Et la suite, c’est ensemble qu’on va la décider !
Pour la minorité de privilégié-e-s
o 360 milliards aux banquiers,
o 32 milliards « d’aide à l’emploi » pour les patrons qui licencient,
o 14 milliards du paquet fiscal qui profite aux plus riches,
o 8 milliards de taxe professionnelle qui ne sera plus payée, 4
milliards grâce à la défiscalisation des heures supplémentaires
Voilà pour le patronat et les actionnaires qui continuent à
engranger dividendes, stock options, revenus exorbitants.
Pour la majorité qui est exploitée
Salarié-e-s, retraité-e-s, jeunes en
formation, chômeurs/ses, se partagent
des mesurettes qui pèsent 3 milliards.
Ceux qui ont créé la crise continuent à
s’en mettre plein les poches.
Et nous, nous devrions continuer à en
supporter les conséquences ???
Une autre voie est possible
Les millions de manifestant-e-s du 29 janvier, du 19 mars, du 1er mai, mais aussi les nombreuses grèves qui ont
touché différents secteurs professionnels (Industrie, Chimie, Transports, Energie, Recherche, Commerces et
Services, Poste, Fonction Publique, …) montrent qu’il existe une forte volonté de riposte sociale.
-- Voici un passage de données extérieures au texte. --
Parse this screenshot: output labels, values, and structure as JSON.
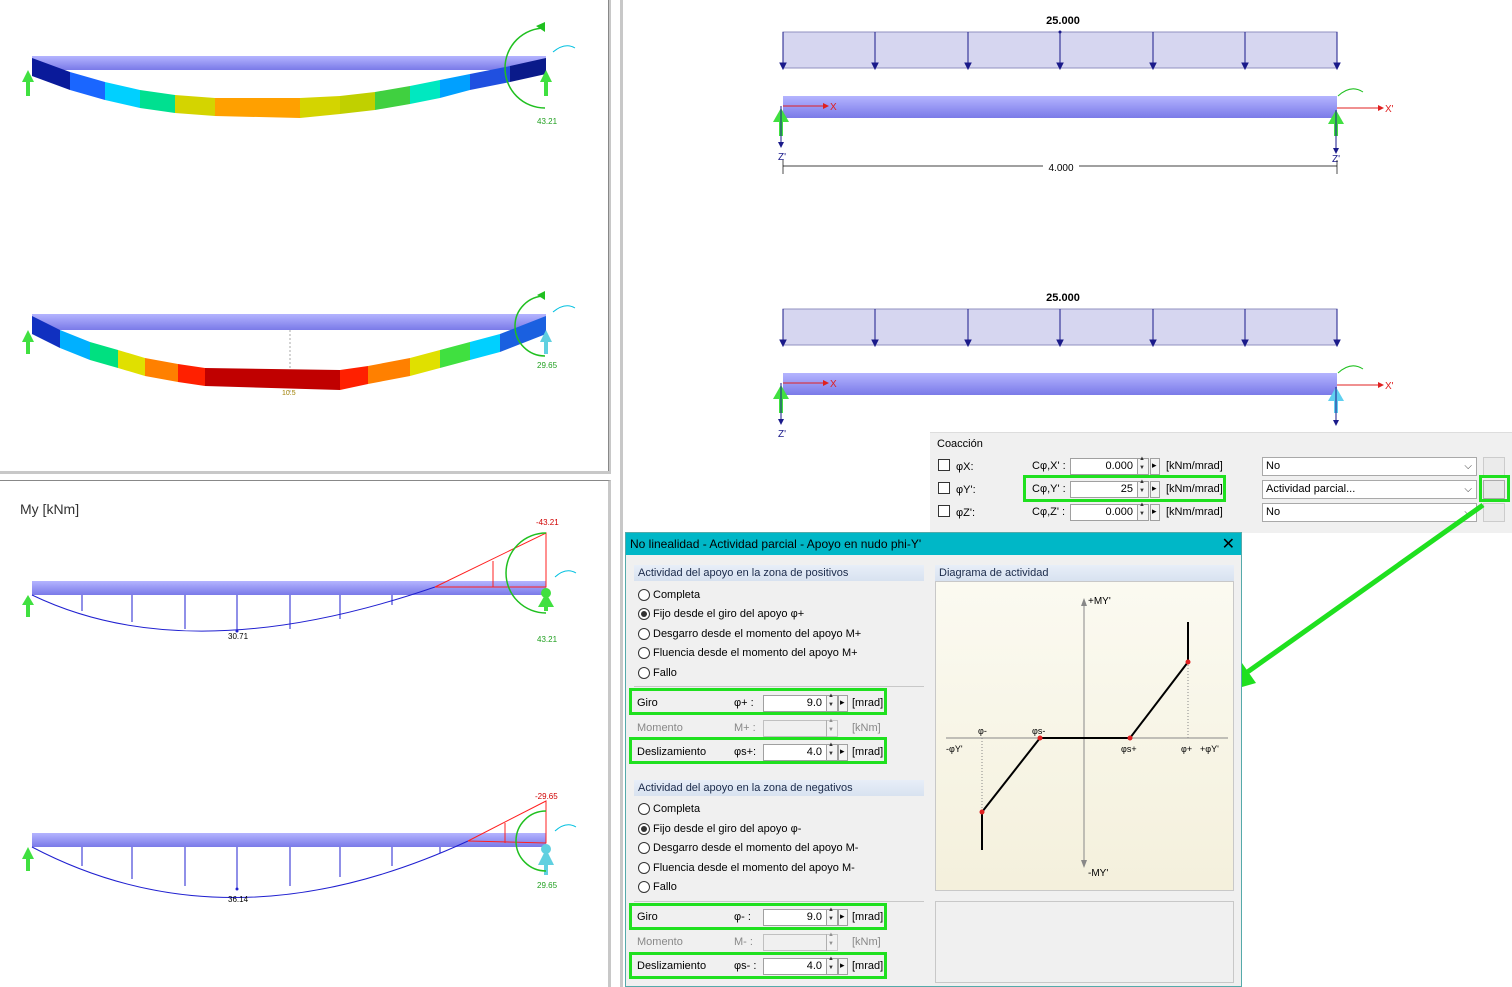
{
  "top_left": {
    "beam1": {
      "value_right": "43.21"
    },
    "beam2": {
      "value_right": "29.65",
      "value_mid": "10.5"
    }
  },
  "moment_panel": {
    "title": "My [kNm]",
    "beam1": {
      "top_value": "-43.21",
      "mid_value": "30.71",
      "support_value": "43.21"
    },
    "beam2": {
      "top_value": "-29.65",
      "mid_value": "36.14",
      "support_value": "29.65"
    }
  },
  "right_panel": {
    "load_value_1": "25.000",
    "load_value_2": "25.000",
    "axis_x": "X",
    "axis_x2": "X'",
    "axis_z": "Z'",
    "span": "4.000"
  },
  "coaccion": {
    "title": "Coacción",
    "rows": [
      {
        "phi": "φX:",
        "c": "Cφ,X' :",
        "value": "0.000",
        "unit": "[kNm/mrad]",
        "select": "No"
      },
      {
        "phi": "φY':",
        "c": "Cφ,Y' :",
        "value": "25",
        "unit": "[kNm/mrad]",
        "select": "Actividad parcial..."
      },
      {
        "phi": "φZ':",
        "c": "Cφ,Z' :",
        "value": "0.000",
        "unit": "[kNm/mrad]",
        "select": "No"
      }
    ]
  },
  "dialog": {
    "title": "No linealidad - Actividad parcial - Apoyo en nudo phi-Y'",
    "pos_group": {
      "header": "Actividad del apoyo en la zona de positivos",
      "options": [
        "Completa",
        "Fijo desde el giro del apoyo φ+",
        "Desgarro desde el momento del apoyo M+",
        "Fluencia desde el momento del apoyo M+",
        "Fallo"
      ],
      "giro_label": "Giro",
      "giro_sym": "φ+  :",
      "giro_value": "9.0",
      "giro_unit": "[mrad]",
      "momento_label": "Momento",
      "momento_sym": "M+ :",
      "momento_unit": "[kNm]",
      "desl_label": "Deslizamiento",
      "desl_sym": "φs+:",
      "desl_value": "4.0",
      "desl_unit": "[mrad]"
    },
    "neg_group": {
      "header": "Actividad del apoyo en la zona de negativos",
      "options": [
        "Completa",
        "Fijo desde el giro del apoyo φ-",
        "Desgarro desde el momento del apoyo M-",
        "Fluencia desde el momento del apoyo M-",
        "Fallo"
      ],
      "giro_label": "Giro",
      "giro_sym": "φ-  :",
      "giro_value": "9.0",
      "giro_unit": "[mrad]",
      "momento_label": "Momento",
      "momento_sym": "M- :",
      "momento_unit": "[kNm]",
      "desl_label": "Deslizamiento",
      "desl_sym": "φs- :",
      "desl_value": "4.0",
      "desl_unit": "[mrad]"
    },
    "diagram": {
      "header": "Diagrama de actividad",
      "plus_m": "+MY'",
      "minus_m": "-MY'",
      "minus_phi": "-φY'",
      "plus_phi": "+φY'",
      "phi_minus": "φ-",
      "phi_s_minus": "φs-",
      "phi_s_plus": "φs+",
      "phi_plus": "φ+"
    }
  },
  "colors": {
    "highlight": "#1fe01f",
    "beam": "#8c8cf0",
    "dialog_title": "#00b7c7"
  }
}
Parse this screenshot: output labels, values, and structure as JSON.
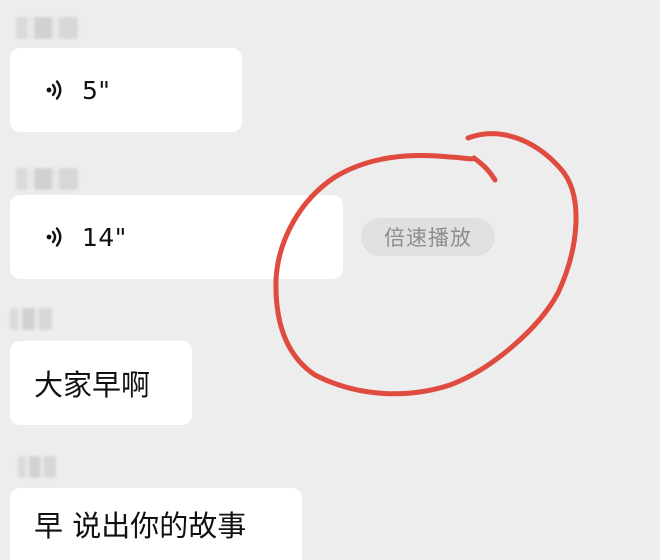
{
  "messages": [
    {
      "type": "voice",
      "duration": "5\"",
      "icon": "voice-wave-icon"
    },
    {
      "type": "voice",
      "duration": "14\"",
      "icon": "voice-wave-icon"
    },
    {
      "type": "text",
      "text": "大家早啊"
    },
    {
      "type": "text",
      "text": "早 说出你的故事"
    }
  ],
  "speed_button": {
    "label": "倍速播放"
  },
  "colors": {
    "background": "#ededed",
    "bubble": "#ffffff",
    "chip": "#e0e0e0",
    "chip_text": "#8d8d8d",
    "annotation": "#e04b3f"
  }
}
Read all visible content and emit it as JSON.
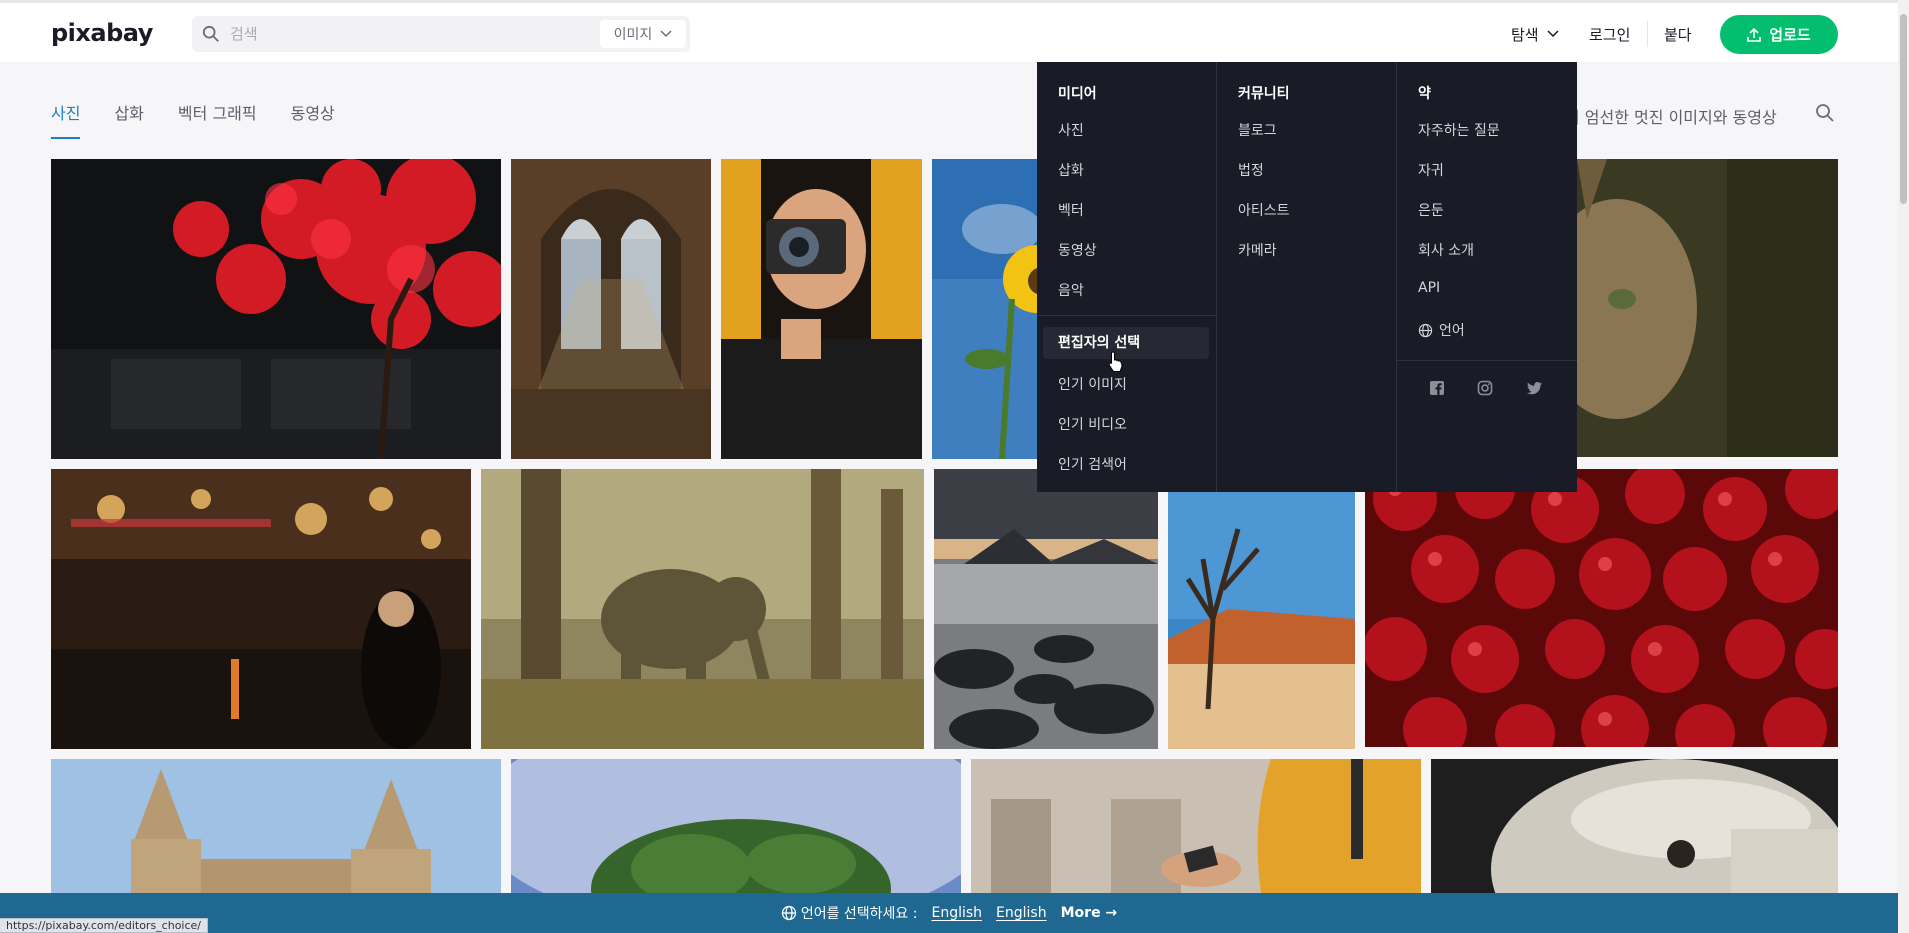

Nos réponses actuelles sont-elles suffisantes ?
L’unité d’action à tous les niveaux est nécessaire ; les salarié-e-s y
sont attaché-e-s. Mais cette unité doit être utile pour développer la
mobilisation. Se retrouver dans la rue tous les deux mois a été une
étape utile dans la construction du rapport de forces. Mais ca ne
saurait être un but en soi.
La question qui est posée au mouvement syndical dans son
ensemble est de savoir comment et pourquoi utiliser le rapport de
forces créé par les millions de grévistes et de manifestant-e-s.
Ce que nous voulons, c’est gagner sur nos revendications,
imposer un autre partage des richesses que nous produisons
collectivement.
Pour cela, il faut assumer la
responsabilité d’un affrontement social
avec le gouvernement et le patronat.
Nous ne sommes pas leurs « partenaires
sociaux » : ils multiplient les lois et les
décisions qui font payer la crise aux
salarié-e-s, aux chômeurs/ses, aux
retraité-e-s, aux jeunes. Ils ne
connaissent, et n’utilisent, que le
rapport de forces : quand nous
n’agissons pas collectivement, il leur est
favorable !
Passons un cap !
A l’Union syndicale Solidaires, nous proposons que face à la situation que connaissent aujourd’hui des millions
de salarié-e-s, retraité-e-s, chômeurs/ses, jeunes en formation, les organisations syndicales :
* S’engagent à soutenir nationalement chaque lutte menée dans une entreprise qui licencie ou un service public
qu’on saborde, contre des patrons qui nous volent et un gouvernement qui casse les acquis sociaux.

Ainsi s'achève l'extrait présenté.